En attendant, les agriculteurs s'alarment. Selon le président de la Chambre agraire, Vaclav Hlavacek, la perte de revenu pour les agriculteurs au titre de cette année est de 20 milliards de couronnes, soit environ 670 000 euros, pertes aggravées par les inondations d'août. De plus, ajoute-t-il, les fermiers ne peuvent pas augmenter les prix, car tout de suite l'importation augmentera. "J'ai peur, a-t-il dit, qu'il n'y ait un effondrement dans l'agriculture, car, environ 25 à 30% des agriculteurs sont au bord de la faillite. C'est pourquoi une assistance adéquate de l'Etat devient nécessaire.
C'était la voix de Frantz Fischler, membre de la Commission européenne, responsable pour l'agriculture et les campagnes ; il a fait le voyage de Prague cette semaine, précisément pour s'expliquer sur l'agriculture au sein de l'Union européenne.
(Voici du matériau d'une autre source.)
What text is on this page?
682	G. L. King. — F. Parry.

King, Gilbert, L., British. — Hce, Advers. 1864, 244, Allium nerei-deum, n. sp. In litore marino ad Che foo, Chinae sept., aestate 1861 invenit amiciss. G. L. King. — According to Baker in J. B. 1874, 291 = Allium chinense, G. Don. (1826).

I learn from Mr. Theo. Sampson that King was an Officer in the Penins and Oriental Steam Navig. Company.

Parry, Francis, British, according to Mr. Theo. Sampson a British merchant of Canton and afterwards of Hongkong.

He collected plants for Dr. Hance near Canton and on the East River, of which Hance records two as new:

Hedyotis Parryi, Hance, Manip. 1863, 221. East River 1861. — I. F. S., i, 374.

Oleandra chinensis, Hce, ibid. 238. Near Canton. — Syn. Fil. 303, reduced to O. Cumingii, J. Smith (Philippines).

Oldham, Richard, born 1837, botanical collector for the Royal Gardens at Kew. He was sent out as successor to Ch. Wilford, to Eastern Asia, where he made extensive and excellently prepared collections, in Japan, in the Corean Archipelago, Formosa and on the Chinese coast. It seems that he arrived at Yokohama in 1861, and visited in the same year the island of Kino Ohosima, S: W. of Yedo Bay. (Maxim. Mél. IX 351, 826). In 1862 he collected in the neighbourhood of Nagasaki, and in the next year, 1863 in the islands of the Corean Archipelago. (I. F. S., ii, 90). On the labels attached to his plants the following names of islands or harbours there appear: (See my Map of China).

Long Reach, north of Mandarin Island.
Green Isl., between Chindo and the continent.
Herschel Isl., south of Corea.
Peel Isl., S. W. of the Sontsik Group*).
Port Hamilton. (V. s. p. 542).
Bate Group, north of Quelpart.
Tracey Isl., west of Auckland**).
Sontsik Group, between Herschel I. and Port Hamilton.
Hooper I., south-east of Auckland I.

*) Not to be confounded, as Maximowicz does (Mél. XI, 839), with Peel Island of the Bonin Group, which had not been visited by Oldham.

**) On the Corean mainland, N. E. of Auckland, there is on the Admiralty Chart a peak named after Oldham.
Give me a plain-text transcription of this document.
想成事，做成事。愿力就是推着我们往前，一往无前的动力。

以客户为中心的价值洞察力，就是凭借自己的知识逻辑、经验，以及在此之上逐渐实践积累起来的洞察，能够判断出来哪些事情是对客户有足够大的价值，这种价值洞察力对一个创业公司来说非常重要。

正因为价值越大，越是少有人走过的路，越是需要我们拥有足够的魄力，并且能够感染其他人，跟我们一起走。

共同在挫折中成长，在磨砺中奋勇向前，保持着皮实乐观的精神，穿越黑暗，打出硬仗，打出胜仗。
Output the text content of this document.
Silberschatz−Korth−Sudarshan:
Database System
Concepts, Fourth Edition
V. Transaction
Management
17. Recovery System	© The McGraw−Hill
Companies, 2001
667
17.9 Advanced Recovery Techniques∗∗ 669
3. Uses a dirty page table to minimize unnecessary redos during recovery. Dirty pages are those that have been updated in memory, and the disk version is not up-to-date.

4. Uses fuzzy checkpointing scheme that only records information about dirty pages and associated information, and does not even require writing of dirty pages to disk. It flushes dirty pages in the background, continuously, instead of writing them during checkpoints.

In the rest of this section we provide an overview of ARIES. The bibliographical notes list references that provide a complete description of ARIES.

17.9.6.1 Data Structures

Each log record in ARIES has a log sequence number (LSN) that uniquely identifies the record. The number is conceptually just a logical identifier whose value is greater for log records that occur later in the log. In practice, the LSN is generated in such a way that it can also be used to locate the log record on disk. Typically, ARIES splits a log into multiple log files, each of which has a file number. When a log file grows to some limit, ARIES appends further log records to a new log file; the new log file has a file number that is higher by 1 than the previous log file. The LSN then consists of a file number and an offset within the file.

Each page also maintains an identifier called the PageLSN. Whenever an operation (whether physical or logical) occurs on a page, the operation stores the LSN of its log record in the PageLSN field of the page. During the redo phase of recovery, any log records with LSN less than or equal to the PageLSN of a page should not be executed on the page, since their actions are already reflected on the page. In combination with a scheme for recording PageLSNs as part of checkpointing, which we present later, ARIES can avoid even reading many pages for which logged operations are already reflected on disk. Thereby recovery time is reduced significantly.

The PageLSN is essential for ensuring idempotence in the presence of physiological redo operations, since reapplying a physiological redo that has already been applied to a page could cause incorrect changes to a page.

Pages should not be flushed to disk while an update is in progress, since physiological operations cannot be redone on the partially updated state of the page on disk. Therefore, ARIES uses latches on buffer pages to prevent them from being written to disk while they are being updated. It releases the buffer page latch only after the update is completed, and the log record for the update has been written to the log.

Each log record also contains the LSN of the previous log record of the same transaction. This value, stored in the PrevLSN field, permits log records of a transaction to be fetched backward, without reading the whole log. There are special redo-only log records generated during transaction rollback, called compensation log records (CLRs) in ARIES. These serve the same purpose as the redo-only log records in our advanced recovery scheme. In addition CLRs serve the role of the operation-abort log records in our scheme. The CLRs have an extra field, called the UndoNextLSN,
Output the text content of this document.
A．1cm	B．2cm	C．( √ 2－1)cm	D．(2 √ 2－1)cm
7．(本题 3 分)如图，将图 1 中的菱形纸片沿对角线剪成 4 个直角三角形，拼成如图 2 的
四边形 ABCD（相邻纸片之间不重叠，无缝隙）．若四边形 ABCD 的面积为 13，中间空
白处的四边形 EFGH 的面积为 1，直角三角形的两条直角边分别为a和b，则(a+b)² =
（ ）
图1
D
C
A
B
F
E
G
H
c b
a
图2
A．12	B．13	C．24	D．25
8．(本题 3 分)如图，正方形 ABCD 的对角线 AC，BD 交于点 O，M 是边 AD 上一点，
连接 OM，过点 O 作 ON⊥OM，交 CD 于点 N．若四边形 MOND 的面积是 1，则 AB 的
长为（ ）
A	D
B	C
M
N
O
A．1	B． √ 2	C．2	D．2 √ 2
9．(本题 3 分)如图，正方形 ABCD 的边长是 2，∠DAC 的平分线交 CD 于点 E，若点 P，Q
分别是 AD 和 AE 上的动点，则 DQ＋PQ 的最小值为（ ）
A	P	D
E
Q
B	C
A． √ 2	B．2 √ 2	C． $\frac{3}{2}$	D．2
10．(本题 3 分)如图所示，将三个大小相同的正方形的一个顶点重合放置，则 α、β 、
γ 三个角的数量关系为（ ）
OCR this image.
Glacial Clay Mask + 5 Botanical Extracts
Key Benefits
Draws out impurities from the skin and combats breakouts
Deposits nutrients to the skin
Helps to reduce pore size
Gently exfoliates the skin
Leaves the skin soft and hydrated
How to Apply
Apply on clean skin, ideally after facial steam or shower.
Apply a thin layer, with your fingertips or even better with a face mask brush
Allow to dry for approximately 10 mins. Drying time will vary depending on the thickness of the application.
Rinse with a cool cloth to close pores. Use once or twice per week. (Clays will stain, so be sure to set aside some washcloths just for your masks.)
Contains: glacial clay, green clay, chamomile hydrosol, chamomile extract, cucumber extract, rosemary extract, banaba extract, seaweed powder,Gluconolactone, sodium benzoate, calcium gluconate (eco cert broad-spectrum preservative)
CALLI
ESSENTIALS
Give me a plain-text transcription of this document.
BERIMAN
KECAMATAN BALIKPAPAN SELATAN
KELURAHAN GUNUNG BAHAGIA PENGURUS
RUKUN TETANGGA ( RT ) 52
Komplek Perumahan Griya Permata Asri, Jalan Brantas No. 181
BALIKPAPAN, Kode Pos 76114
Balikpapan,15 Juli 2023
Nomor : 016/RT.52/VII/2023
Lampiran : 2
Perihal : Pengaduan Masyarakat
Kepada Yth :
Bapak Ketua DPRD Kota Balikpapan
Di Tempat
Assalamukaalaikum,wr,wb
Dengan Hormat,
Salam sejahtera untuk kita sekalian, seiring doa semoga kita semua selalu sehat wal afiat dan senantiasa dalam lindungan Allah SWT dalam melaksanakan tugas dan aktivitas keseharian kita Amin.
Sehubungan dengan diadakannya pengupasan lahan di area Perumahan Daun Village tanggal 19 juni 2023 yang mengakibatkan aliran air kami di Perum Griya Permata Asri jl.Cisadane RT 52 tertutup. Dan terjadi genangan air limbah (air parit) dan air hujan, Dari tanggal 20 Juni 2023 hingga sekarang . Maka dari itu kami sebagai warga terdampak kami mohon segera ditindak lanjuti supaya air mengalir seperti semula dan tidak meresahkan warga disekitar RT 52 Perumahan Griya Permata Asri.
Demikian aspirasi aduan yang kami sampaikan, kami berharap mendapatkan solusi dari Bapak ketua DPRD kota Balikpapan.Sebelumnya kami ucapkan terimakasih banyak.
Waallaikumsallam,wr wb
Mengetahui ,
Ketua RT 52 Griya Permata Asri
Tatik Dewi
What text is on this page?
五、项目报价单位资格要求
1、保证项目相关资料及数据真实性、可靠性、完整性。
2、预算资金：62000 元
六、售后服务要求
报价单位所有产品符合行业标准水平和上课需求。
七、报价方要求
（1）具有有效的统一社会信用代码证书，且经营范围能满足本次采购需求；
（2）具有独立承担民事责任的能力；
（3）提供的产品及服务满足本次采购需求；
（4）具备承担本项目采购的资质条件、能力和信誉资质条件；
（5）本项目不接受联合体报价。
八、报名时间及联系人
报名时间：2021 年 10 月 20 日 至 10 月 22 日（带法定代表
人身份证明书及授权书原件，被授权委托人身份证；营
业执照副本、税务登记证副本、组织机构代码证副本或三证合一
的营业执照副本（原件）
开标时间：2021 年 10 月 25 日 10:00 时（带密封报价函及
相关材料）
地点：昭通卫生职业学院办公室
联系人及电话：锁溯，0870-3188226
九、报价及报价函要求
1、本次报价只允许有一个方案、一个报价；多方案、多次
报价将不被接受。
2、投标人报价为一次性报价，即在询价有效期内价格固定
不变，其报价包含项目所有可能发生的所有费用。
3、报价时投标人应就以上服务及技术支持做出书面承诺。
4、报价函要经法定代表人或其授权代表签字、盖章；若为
Tôt dans la matinée de ce vendredi, il a donné une conférence de presse au Centre d'information sur l'Union européenne à Prague. Il ne s'agit pas ici de présenter le contenu de sa conférence sur lequel nous reviendrons, mais d'exposer certaines des idées fortes de son intervention.
D'entrée de jeu, Fischler a souligné les grands progrès réalisés par la Tchéquie sous la houlette de l'Union. Mais beaucoup reste à faire dans le domaine de la modernisation, la productivité et la qualité des produits. L'intérêt de l'élargissement, selon Fischler, ne réside pas dans les quotas et les subvention, mais ailleurs : d'abord le développement des campagnes tchèques, ensuite l'amélioration de la qualité des produits agricoles, et enfin l'augmentation des prix. Avec ou sans l'Union, la restructuration est inévitable et ce que demande l'Union est de toute façon inévitable sur le marché mondial. L'Union européenne, a-t-il dit en substance, veut dire : sortir de l'isolement et compter sur un soutien technique et financier très important. L'admission à l'Union européenne ne concerne ni l'Union, ni la Commission européenne, c'est à vous qu'il appartient de savoir où vous voulez être à l'avenir, c'est le choix d'un avenir pour vos enfants : appartenir à une grande famille ou rester seuls, a conclu Fischler.